No podía haber sido un combate más igualado, pues ambos contaban con experiencia en combates cuerpo a cuerpo, medían más de metro noventa y cinco y pesaban más de noventa kilos.
Webster gritó cuando le lanzó un ataque con su espada de metal improvisada. Madre se agachó y cogió rápidamente un trozo del ala del AWACS para usarlo como escudo. Repelió los golpes de Webster con su escudo mientras este la obligaba a retroceder.
Mientras retrocedía repeliendo los ataques de Webster, Madre se agachó y cogió su propia espada.

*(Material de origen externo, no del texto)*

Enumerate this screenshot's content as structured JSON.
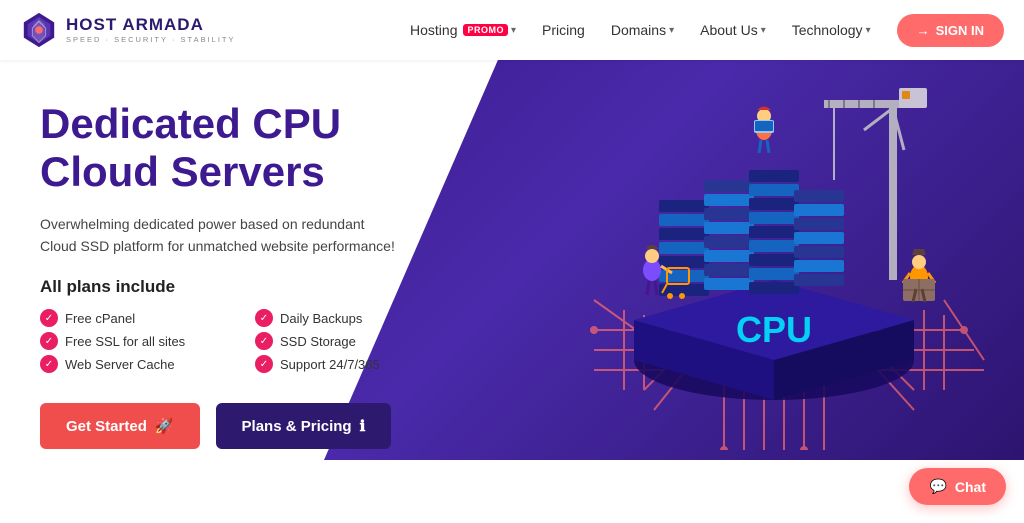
{
  "logo": {
    "main": "HOST ARMADA",
    "sub": "SPEED · SECURITY · STABILITY"
  },
  "nav": {
    "items": [
      {
        "id": "hosting",
        "label": "Hosting",
        "has_promo": true,
        "has_dropdown": true
      },
      {
        "id": "pricing",
        "label": "Pricing",
        "has_promo": false,
        "has_dropdown": false
      },
      {
        "id": "domains",
        "label": "Domains",
        "has_promo": false,
        "has_dropdown": true
      },
      {
        "id": "about",
        "label": "About Us",
        "has_promo": false,
        "has_dropdown": true
      },
      {
        "id": "technology",
        "label": "Technology",
        "has_promo": false,
        "has_dropdown": true
      }
    ],
    "signin": "SIGN IN",
    "promo_label": "PROMO"
  },
  "hero": {
    "title_line1": "Dedicated CPU",
    "title_line2": "Cloud Servers",
    "description": "Overwhelming dedicated power based on redundant Cloud SSD platform for unmatched website performance!",
    "all_plans_label": "All plans include",
    "features": [
      {
        "id": "cpanel",
        "text": "Free cPanel"
      },
      {
        "id": "backups",
        "text": "Daily Backups"
      },
      {
        "id": "ssl",
        "text": "Free SSL for all sites"
      },
      {
        "id": "ssd",
        "text": "SSD Storage"
      },
      {
        "id": "cache",
        "text": "Web Server Cache"
      },
      {
        "id": "support",
        "text": "Support 24/7/365"
      }
    ],
    "btn_get_started": "Get Started",
    "btn_plans_pricing": "Plans & Pricing"
  },
  "chat": {
    "label": "Chat"
  },
  "colors": {
    "primary_purple": "#3d1a8f",
    "accent_red": "#f04d4d",
    "promo_red": "#ff0044"
  }
}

Intentó atacarlo, pero Webster ya estaba abalanzándose sobre ella. Webster blandió su espada y le hizo un corte profundo en el hombro, rasgándole la manga de su uniforme de gala. Madre comenzó a sangrar.
—¡Argggh! —gritó. Dejó caer su escudo y se defendió de los tres golpes siguientes con tan solo su espada.
Mierda, solo necesitaba una oportunidad…
—¿Por qué traicionaste al presidente? —le gritó para intentar distraerlo mientras retrocedía dando tumbos.
—¡Hay momentos en la vida en los que un hombre tiene que tomar una decisión, Madre! —gritó el suboficial del ejército entre ataque y ataque—. ¡Momentos en que tiene que elegir un bando! ¡He luchado por Estados Unidos! ¡Tengo amigos que han muerto por este país, solo para que políticos como él sigan jodiéndolo! Así que, cuando surgió la oportunidad, decidí que no iba a quedarme de brazos cruzados viendo cómo otro putero de tres al cuarto hundía este país en la mierda.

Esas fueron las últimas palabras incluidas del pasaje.